Building on its liberal arts tradition, Wake Forest University has established the Wake Forest Humanities Institute to support innovative scholarship and collaboration in the humanities.
Wake Forest President Nathan O. Hatch announced the Institute’s launch Friday at a gathering of faculty and others from the campus community in the atrium of the Z. Smith Reynolds Library.
“The Humanities Institute both honors the liberal arts tradition that has long stood at the center of the Wake Forest experience and promotes innovative scholarship that is already invigorating our faculty and enhancing our intellectual community,” said President Nathan O. Hatch.
The goal of the Institute is to enhance and build a collaborative community of scholars in the humanities through initiatives such as faculty seminars, reading groups, round table discussions, long-term collaborative research projects, guest speakers, events and symposia.
Four faculty members—Sally Barbour, professor of Romance languages; Mary Foskett, Zachary T. Smith Associate Professor of Religion; Dean Franco, associate professor of English; and David Phillips, associate professor of the program in humanities—have worked for the past three years to lay the groundwork for the Institute. More than 45 Wake Forest faculty across the university have been involved in research projects and creative activities started during the planning stages for the Institute.
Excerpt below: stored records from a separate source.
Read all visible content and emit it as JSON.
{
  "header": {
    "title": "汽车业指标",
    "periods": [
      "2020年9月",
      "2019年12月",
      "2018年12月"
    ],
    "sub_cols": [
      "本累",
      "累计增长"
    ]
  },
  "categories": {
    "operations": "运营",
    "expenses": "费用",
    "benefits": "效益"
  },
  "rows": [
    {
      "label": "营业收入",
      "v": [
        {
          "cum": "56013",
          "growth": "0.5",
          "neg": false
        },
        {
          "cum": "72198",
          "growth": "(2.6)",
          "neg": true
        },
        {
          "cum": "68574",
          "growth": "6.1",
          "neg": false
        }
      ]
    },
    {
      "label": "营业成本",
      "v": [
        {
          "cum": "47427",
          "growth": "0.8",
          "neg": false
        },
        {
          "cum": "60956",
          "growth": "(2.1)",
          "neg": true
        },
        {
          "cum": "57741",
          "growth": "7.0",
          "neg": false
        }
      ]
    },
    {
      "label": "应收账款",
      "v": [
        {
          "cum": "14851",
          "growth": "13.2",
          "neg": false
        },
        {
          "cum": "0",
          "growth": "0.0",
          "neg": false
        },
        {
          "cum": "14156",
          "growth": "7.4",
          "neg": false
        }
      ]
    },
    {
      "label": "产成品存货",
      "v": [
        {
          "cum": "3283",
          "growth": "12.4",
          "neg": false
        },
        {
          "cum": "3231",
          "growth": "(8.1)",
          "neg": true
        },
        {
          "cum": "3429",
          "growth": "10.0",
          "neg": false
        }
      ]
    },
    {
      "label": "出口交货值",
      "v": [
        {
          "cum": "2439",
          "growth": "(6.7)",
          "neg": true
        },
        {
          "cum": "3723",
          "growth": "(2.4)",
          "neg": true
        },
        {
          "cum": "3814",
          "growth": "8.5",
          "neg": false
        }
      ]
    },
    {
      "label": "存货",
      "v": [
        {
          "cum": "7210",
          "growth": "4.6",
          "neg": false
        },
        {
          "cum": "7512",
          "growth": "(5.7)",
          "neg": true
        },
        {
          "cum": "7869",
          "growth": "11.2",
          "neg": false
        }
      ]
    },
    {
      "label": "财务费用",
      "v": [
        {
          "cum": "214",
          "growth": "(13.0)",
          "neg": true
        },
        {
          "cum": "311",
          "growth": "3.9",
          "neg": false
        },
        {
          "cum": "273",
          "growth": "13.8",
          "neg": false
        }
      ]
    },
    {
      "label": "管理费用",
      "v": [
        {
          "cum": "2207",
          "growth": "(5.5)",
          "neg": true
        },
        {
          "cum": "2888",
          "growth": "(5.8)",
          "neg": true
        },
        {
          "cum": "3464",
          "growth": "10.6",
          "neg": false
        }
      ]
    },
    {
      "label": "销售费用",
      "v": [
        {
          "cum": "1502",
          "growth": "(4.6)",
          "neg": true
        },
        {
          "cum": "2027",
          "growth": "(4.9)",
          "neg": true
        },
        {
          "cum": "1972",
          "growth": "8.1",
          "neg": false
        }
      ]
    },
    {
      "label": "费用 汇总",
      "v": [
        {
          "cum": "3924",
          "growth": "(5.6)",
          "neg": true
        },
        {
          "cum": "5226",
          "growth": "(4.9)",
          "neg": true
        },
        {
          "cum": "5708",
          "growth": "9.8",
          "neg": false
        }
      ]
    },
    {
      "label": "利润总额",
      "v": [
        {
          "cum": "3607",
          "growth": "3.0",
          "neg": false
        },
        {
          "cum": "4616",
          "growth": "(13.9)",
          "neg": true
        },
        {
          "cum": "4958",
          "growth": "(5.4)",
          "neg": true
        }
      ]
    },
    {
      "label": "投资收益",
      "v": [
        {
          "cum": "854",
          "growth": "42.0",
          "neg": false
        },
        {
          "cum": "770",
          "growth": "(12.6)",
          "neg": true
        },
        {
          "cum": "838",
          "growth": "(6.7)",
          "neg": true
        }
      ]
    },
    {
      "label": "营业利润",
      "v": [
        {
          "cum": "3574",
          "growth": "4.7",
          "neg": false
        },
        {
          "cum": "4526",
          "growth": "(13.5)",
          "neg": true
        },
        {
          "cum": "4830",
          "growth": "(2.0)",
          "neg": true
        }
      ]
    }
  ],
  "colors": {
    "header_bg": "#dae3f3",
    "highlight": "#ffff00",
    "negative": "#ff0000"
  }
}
“We anticipate the growth of new and evolving seminars, increasing engagement between Wake Forest and national and international humanities scholarship, a reaffirmed role for the humanities in the Wake Forest curriculum, and unique contributions to the public life of the humanities, in the spirit of our motto, Pro Humanitate,” said Franco, who spoke at the event.
The Humanities Institute began as a grass-roots initiative among a group of Wake Forest faculty who received a planning grant in 2007 from the provost’s office to fund humanities-focused initiatives. From a reading group exploring the relationships between neurobiology and music to collaborative research on peace and conflict management, to a faculty seminar on “Landscape and Place,” the group has already supported creative connections among faculty in departments across campus. The results of such collaboration have included panels at national conferences, guest speakers on campus, new books and new courses.
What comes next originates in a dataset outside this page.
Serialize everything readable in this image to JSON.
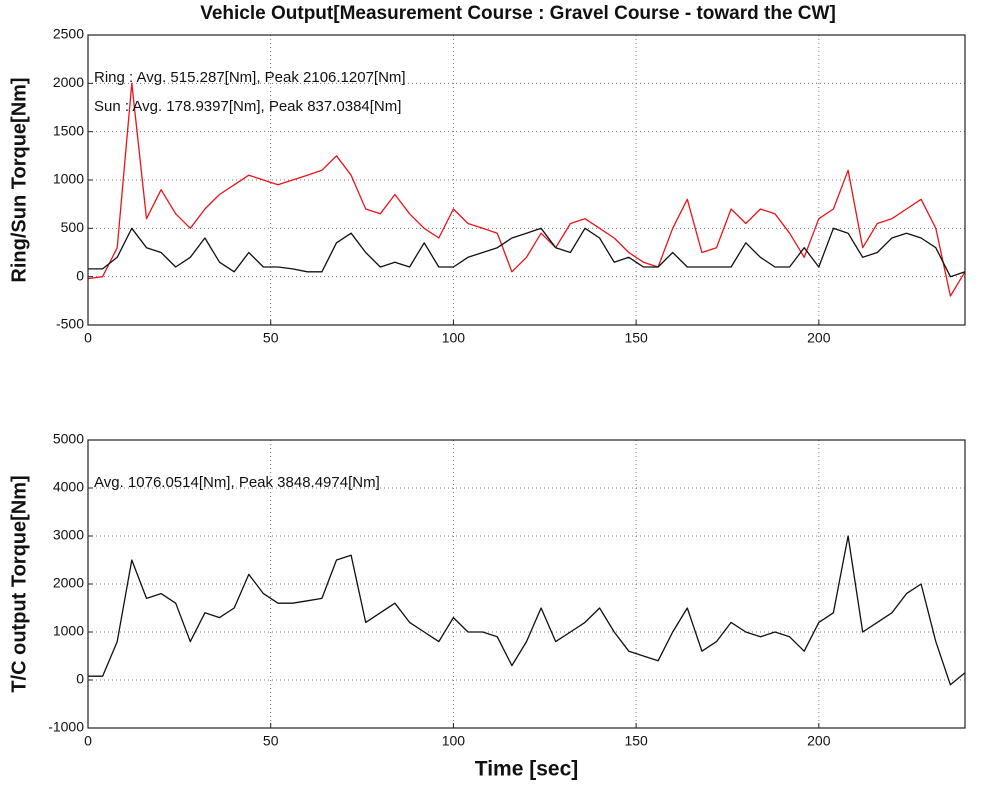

“The Institute is poised to make Wake Forest a leading national site for collaborative humanities research and education,” said Wake Forest Provost Jill Tiefenthaler.
A faculty director for the Humanities Institute will be named this fall and begin serving in that role in January. Also in the fall, the Institute will release a new call for proposals from Wake Forest faculty that will provide funding for new projects in the spring. In March, the Humanities Institute will host a two-day symposium featuring Edward Ayers, historian and president of the University of Richmond, who will give a keynote address on new directions in humanities research.